Grief Linked to Increased Heart Attack Risk

Carolyn Drake

The likelihood of having a heart attack increases dramatically in the first 24 hours after the death of a loved one and remains elevated for days and weeks afterward, researchers have found.

The likelihood of having a heart attack increases dramatically in the first 24 hours after the death of a loved one and remains elevated for days and weeks afterward, researchers have found.

The researchers gathered their data from interviews with 1,985 participants in the multicenter Determinants of MI Onset Study, who had been hospitalized for acute myocardial infarction (MI) between 1989 and 1994.

Among these patients, 270 (13.6%) reported that they had lost a loved one in the six months preceding their heart attack. Of these, 19 had lost their loved one within a day of their MI, indicating that heart attack risk is 21 times higher than usual in the first 24 hours following the death of a loved one.

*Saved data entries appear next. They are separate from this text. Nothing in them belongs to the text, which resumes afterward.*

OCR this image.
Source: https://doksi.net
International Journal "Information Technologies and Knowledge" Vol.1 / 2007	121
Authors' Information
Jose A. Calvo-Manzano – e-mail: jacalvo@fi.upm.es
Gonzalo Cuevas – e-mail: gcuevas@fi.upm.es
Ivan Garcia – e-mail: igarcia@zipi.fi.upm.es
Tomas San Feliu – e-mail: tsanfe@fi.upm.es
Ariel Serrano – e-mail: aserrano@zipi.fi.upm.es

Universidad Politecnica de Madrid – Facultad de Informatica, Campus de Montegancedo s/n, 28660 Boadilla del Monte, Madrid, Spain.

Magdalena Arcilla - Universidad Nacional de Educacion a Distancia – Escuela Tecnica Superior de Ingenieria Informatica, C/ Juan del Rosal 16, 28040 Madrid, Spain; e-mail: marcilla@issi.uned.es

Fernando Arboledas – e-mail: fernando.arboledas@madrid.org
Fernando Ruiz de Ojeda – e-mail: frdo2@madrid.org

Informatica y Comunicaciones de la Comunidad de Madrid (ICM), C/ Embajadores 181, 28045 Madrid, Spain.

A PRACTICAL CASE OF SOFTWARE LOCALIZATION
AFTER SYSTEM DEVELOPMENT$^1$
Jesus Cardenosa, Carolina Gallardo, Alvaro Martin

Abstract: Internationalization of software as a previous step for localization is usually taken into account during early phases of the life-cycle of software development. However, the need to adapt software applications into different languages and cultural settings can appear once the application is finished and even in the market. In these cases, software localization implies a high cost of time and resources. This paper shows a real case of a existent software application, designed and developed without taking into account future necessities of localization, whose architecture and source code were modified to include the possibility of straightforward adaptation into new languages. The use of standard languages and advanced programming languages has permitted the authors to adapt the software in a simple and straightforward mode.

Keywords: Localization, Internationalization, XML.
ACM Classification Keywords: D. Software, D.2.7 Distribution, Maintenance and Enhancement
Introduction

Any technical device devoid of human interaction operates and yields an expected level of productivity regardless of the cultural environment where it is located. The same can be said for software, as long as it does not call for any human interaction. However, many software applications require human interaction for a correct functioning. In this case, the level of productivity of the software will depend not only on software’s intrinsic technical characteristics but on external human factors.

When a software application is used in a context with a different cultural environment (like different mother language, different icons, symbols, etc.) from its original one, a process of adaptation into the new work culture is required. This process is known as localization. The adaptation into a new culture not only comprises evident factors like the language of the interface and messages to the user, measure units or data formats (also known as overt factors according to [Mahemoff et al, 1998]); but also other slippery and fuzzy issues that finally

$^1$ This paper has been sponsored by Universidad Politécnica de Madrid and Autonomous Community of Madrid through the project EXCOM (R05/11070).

This risk declined to just under six times normal by the end of the first week and continued to decline over the first month after the loved one’s death. The researchers also determined that the grief-related increase in heart attack risk was greater for those already at high risk of a heart attack than for those at low risk.

People tend to sleep and eat less at the beginning of the grieving process and some may fail to take their regular medications, all of which may help explain their increased heart attack risk, notes a press release.

“Friends and family of bereaved people should provide close support to help prevent such incidents, especially near the beginning of the grieving process,” said Elizabeth Mostofsky, MPH, of Harvard Medical School, the study’s lead author.

This study was published online earlier this week by Circulation.